Rabu, 22 Mei 2013



Nama    :  ARMAN. A



Jurusan :  Ilmu Pemerintahan




PT         :  Stisip Biges Polman

 






Politik dalam militer


Sebelum kita membahas tentang “politik dalam militer” terlebih dahulu kita akan mencoba mendefenisikan apa yang disebit dengan politik. Secara etimologis, politik berasal dari kata Yunani polis yang berarti kota atau negara kota. Kemudian arti itu berkembang menjadi polites yang berarti warganegara, politeia yang berarti semua yang berhubungan dengan negara, politika yang berarti pemerintahan Negara dan politikos yang berarti kewarganegaraan. Ditinjau dari segi etimologis kata politik bermula dari pemikiran Aristoteles.
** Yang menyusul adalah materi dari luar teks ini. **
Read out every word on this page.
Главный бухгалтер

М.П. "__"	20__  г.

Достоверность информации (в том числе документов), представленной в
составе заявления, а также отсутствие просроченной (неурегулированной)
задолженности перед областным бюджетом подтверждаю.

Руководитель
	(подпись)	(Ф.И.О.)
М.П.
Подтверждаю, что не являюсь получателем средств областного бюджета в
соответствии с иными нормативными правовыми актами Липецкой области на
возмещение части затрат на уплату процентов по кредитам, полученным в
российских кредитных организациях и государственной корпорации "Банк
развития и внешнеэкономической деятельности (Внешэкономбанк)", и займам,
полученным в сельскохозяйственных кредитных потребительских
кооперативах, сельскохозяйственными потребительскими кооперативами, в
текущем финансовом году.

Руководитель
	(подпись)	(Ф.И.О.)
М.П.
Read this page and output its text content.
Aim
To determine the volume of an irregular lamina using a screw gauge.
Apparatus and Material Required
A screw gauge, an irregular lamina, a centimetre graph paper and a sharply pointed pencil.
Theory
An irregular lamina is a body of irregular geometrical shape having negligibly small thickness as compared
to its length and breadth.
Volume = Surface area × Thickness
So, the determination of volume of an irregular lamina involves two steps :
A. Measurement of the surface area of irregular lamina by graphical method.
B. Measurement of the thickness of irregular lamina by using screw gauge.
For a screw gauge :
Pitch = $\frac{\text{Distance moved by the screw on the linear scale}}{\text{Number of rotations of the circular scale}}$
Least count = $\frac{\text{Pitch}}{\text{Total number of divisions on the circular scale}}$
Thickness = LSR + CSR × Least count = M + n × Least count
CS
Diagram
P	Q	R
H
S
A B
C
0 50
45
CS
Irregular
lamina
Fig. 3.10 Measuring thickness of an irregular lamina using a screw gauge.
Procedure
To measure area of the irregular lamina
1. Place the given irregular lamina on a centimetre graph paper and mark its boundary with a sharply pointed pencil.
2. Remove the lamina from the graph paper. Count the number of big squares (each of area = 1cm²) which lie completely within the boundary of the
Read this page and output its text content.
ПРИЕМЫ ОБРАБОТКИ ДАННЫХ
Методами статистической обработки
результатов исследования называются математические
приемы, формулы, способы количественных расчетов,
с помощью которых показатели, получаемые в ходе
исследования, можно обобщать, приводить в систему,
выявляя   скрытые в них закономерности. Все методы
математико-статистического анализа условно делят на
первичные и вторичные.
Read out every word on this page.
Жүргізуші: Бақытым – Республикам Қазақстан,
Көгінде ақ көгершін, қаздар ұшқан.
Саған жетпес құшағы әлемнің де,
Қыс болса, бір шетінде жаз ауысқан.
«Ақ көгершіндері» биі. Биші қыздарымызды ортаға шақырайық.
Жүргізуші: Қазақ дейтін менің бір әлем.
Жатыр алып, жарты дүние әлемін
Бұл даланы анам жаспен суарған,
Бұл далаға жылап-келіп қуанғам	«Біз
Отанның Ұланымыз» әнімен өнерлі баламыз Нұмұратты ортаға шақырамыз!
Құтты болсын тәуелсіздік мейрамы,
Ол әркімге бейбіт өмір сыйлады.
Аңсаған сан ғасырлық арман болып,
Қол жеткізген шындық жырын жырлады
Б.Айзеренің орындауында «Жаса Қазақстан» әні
Ia memulai pembahasan ilmu politik pertama kali dalam bukunya politics yang ditulis pada tahun 335 SM. Dalam bukunya beliau berpendapat bahwa “ secara alamiah manusia merupakan makhluk yang berpolitik”. Karena itu manusia disebut “ Zoon Politikon”, atau “ man is by nature a political animal” . Dengan istilah itu ia ingin menjelaskan bahwa hakikat kehidupan sosial adalah politik dan interaksi antara dua orang atau lebih sudah pasti akan melibatkan hubungan politik. Aristoteles melihat politik sebagai kecenderungan alami dan tidak dapat dihindari manusia, misalnya ketika ia mencoba untuk menentukan posisinya dalam masyarakat, ketika ia berusaha meraih kesejahteraan pribadi, dan ketika ia berupaya memengaruhi orang lain agar menerima pandangannya.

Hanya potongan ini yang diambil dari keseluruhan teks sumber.